Mythologist | Author | Speaker | Illustrator

August 23, 2021

First published August 22, 2021

 in Mid-day

Tying the Knot

Published on 22nd August, 2021, in Mid-day.

In Hindu metaphysics, yoga is the practice of untying mental knots. Bhoga is the experience of life that creates these mental knots. When we consume life, we experience hunger, fear, delight, jealousy, attachment, rage, greed, frustration, hatred, joy, and these various emotions and stimulations cause our mind to be knotted. These mental knots can be removed through introspection and intellectual analysis (gyan yoga), devotion and emotional surrender (bhakti yoga) and ritual activity and social responsibility (karma yoga).

This idea takes ritual shape in many Hindu ceremonies, where knotting draws attention to social responsibilities, desires and demands, while unknotting is an indicator of renunciation. In tantra, the untied hair is a mark of freedom. The tied knotted hair is a mark of domestication. In Vedic rituals, the sacred grass is tied with a knot around the finger, and the sacred thread is tied with a knot over the left shoulder, to transform the body into an ‘auspicious’ body, abode of divinity.

During Hindu pujas, the priest often ties a knot on the wrist of the yajaman, or ritual initiator. This is the sankalpa knot by which the yajaman expresses what desire he or she wants fulfilled through the ritual. We perform rituals because we desire something from the deity. And so, our intention is given shape through the sankalpa knot on the wrist. It reminds us of what we want in life, why we seek the gods.

This practice spread to Indo-Islamic communities which is why tying coloured threads on the windows of dargahs is a common practice in India. People visit the tombs of holy men to get something they desire. This is expressed through a ritually sanctioned performance: tying the knot on a lattice window.

Weddings are a time when the knot is tied—literally. The end of the bride’s garment is tied to the end of the groom’s garment. The couple then moves around the sacred fire, publicly demonstrating their union. In South Indian communities, the necklace or ‘thali’ is tied by the groom around the bride’s neck.

It is interesting to note that in many temple rituals, knots are forbidden. The priest performing the ceremony, the yajaman too, wears a lungi or dhoti but uses “tucks” rather than “knots” to keep the fabric wrapped around the waist. Even garlands avoid using threads that need to be knotted, but instead using vines of plants that are simply twisted around. In Vaishnava temples of South India, the garland (identified mostly with the poet-saint Andal’s garland) is not tied at the ends, and so hangs from the shoulder of the deity. Knot means samsara, the wheel of rebirths. It means entrapment. It means bandhan, or fetter. The open garland is perhaps about challenging the limitations it imposes.

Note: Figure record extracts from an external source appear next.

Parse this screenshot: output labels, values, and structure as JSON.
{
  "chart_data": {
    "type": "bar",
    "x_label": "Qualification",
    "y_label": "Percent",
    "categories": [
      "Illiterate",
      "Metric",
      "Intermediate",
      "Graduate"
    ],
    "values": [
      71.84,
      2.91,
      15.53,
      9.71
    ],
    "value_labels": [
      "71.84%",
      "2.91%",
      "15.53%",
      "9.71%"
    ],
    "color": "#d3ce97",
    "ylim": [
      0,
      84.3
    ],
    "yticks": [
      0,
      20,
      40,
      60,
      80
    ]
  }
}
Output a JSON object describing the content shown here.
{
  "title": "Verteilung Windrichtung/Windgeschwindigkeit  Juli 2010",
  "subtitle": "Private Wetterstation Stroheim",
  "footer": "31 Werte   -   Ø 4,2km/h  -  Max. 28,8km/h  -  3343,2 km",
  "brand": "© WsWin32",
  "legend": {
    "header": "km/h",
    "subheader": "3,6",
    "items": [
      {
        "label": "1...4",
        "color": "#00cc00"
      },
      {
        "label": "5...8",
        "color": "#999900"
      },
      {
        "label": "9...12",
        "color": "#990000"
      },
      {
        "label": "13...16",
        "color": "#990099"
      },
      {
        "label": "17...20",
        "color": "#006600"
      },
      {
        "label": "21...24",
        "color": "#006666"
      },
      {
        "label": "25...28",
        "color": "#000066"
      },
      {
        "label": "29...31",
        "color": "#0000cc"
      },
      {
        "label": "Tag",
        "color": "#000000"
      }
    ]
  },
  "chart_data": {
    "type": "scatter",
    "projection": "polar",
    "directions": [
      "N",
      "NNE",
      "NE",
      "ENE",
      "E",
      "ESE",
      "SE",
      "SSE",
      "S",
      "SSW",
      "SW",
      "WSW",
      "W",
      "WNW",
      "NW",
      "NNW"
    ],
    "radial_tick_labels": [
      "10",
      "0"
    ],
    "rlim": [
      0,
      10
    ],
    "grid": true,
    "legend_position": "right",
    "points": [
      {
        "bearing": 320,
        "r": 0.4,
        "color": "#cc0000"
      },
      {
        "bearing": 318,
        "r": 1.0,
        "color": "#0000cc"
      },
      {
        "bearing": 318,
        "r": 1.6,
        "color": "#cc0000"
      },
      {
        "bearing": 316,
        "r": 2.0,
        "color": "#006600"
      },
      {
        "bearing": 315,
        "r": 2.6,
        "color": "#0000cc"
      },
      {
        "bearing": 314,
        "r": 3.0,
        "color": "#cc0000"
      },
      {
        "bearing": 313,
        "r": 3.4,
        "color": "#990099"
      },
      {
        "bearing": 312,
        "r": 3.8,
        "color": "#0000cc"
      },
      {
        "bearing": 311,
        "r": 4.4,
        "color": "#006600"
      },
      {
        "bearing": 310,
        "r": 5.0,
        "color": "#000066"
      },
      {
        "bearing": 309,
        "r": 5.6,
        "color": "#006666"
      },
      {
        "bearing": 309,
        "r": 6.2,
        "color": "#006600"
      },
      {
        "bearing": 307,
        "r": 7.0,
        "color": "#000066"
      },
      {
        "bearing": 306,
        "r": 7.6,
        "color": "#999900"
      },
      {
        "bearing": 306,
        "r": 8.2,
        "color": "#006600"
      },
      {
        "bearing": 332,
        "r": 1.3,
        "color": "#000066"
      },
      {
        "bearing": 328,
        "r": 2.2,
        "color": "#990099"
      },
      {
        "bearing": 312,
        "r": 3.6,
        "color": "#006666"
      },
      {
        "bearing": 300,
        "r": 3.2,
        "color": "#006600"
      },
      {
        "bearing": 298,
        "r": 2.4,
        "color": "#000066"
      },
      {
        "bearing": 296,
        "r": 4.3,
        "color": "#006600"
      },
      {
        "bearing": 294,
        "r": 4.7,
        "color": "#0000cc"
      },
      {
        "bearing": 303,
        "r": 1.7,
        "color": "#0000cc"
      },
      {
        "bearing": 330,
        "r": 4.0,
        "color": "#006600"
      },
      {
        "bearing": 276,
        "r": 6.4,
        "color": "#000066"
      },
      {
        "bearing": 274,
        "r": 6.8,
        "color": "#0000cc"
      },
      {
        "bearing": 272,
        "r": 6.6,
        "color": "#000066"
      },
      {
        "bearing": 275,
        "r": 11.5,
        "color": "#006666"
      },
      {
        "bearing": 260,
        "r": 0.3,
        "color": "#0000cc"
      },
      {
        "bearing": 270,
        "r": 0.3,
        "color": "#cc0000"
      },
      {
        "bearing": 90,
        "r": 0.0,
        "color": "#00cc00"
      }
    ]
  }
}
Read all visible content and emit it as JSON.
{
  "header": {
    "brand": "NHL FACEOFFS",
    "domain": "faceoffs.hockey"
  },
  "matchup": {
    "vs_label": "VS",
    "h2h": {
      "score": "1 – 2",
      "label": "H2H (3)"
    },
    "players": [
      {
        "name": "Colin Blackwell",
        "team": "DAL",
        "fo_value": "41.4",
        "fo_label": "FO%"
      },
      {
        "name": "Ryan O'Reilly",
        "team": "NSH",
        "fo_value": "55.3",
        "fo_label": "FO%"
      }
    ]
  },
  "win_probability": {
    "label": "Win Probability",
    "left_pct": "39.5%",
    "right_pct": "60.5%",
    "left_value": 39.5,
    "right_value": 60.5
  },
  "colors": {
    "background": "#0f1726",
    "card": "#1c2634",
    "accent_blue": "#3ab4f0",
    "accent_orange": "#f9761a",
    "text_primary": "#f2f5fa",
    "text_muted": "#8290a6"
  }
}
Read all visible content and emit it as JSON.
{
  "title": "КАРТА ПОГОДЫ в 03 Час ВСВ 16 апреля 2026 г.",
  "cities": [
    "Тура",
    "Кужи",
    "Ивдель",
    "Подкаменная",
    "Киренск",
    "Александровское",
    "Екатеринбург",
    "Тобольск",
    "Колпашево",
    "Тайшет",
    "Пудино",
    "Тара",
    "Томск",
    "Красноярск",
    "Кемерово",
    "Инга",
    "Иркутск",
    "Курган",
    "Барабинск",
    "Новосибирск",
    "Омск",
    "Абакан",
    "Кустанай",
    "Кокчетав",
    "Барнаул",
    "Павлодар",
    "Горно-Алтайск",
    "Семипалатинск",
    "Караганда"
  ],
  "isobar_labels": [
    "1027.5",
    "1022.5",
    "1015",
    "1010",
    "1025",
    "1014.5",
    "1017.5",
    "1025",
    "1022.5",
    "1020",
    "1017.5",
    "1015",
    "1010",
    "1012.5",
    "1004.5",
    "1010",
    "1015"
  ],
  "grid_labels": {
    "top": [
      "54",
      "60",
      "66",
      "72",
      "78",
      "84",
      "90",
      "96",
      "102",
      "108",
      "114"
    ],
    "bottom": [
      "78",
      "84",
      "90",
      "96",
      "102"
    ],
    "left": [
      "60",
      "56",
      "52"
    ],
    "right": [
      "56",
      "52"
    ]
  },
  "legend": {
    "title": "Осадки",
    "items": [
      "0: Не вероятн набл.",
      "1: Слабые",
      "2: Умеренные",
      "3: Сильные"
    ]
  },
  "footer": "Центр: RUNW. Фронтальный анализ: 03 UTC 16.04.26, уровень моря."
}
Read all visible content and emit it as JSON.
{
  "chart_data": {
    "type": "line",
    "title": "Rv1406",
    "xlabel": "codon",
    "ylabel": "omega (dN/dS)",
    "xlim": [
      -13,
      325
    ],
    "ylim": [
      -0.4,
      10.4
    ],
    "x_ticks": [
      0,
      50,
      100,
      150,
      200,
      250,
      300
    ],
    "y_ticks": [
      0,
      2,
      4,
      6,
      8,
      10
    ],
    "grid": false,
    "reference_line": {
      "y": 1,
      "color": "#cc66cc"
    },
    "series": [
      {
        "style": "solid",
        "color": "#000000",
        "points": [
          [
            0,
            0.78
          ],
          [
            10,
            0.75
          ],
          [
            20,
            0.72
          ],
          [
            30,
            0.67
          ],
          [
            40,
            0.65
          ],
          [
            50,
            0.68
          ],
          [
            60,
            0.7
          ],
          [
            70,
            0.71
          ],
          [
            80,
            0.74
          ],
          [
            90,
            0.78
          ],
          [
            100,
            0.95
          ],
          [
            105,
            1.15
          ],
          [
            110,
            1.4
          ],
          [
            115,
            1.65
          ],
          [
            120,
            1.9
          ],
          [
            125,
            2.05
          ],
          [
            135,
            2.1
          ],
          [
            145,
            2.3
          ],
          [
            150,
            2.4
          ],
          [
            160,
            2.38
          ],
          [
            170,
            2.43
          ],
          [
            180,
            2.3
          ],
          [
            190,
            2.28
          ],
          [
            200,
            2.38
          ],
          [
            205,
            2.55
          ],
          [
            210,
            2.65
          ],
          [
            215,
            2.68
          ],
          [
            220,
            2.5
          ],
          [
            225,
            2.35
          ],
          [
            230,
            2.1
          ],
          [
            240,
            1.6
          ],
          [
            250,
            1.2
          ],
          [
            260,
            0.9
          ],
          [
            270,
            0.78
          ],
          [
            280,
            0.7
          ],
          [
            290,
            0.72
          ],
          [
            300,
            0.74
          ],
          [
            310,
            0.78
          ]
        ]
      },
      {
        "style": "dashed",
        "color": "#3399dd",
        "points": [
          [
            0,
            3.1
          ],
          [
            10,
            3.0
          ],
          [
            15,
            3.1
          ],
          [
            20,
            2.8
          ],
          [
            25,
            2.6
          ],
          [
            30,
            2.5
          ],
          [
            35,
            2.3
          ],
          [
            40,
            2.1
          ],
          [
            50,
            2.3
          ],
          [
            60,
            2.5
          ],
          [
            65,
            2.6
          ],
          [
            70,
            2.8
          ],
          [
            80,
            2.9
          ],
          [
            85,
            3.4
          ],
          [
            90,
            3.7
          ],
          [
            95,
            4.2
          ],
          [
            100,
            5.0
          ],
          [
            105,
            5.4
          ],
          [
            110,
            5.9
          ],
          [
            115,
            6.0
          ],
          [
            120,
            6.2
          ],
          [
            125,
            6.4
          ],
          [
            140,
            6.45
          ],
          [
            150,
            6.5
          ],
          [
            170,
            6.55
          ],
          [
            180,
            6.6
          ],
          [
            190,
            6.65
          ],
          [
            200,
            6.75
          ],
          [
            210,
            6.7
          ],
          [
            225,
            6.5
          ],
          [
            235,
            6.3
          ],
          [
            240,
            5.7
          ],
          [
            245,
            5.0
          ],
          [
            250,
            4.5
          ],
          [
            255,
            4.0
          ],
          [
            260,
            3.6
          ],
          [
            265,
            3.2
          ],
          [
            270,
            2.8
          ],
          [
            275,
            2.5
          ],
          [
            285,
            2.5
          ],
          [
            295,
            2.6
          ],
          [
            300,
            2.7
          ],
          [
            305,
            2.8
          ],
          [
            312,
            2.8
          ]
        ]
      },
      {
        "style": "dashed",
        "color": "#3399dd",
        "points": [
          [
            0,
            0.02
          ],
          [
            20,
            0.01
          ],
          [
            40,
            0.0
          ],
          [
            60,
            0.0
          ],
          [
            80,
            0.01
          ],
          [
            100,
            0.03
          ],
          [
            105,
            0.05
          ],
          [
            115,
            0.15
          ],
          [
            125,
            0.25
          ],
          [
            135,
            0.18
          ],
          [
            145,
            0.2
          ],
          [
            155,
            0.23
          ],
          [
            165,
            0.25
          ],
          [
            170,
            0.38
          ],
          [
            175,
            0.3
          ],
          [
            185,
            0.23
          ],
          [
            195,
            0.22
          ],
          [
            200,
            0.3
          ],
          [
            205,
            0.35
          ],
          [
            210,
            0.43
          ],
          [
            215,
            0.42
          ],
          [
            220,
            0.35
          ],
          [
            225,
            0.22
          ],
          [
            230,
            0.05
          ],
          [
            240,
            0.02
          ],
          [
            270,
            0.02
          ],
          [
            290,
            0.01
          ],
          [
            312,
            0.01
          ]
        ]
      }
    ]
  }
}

Yet, the trap is also about responsibilities of the household. Sisters tie the thread around brother’s wrists during ‘Raksha Bandhan’—a reminder of a brother’s duty to care for the welfare of the sister even after marriage. It is a ritual of siblings unique to India, popularised in the Indo-Islamic period, with folktales of the thread being tied by Hindu women on Muslim warriors or Muslim women on Hindu warriors. This is a knot of responsibility, and a circle of protection, that became a mark of honour.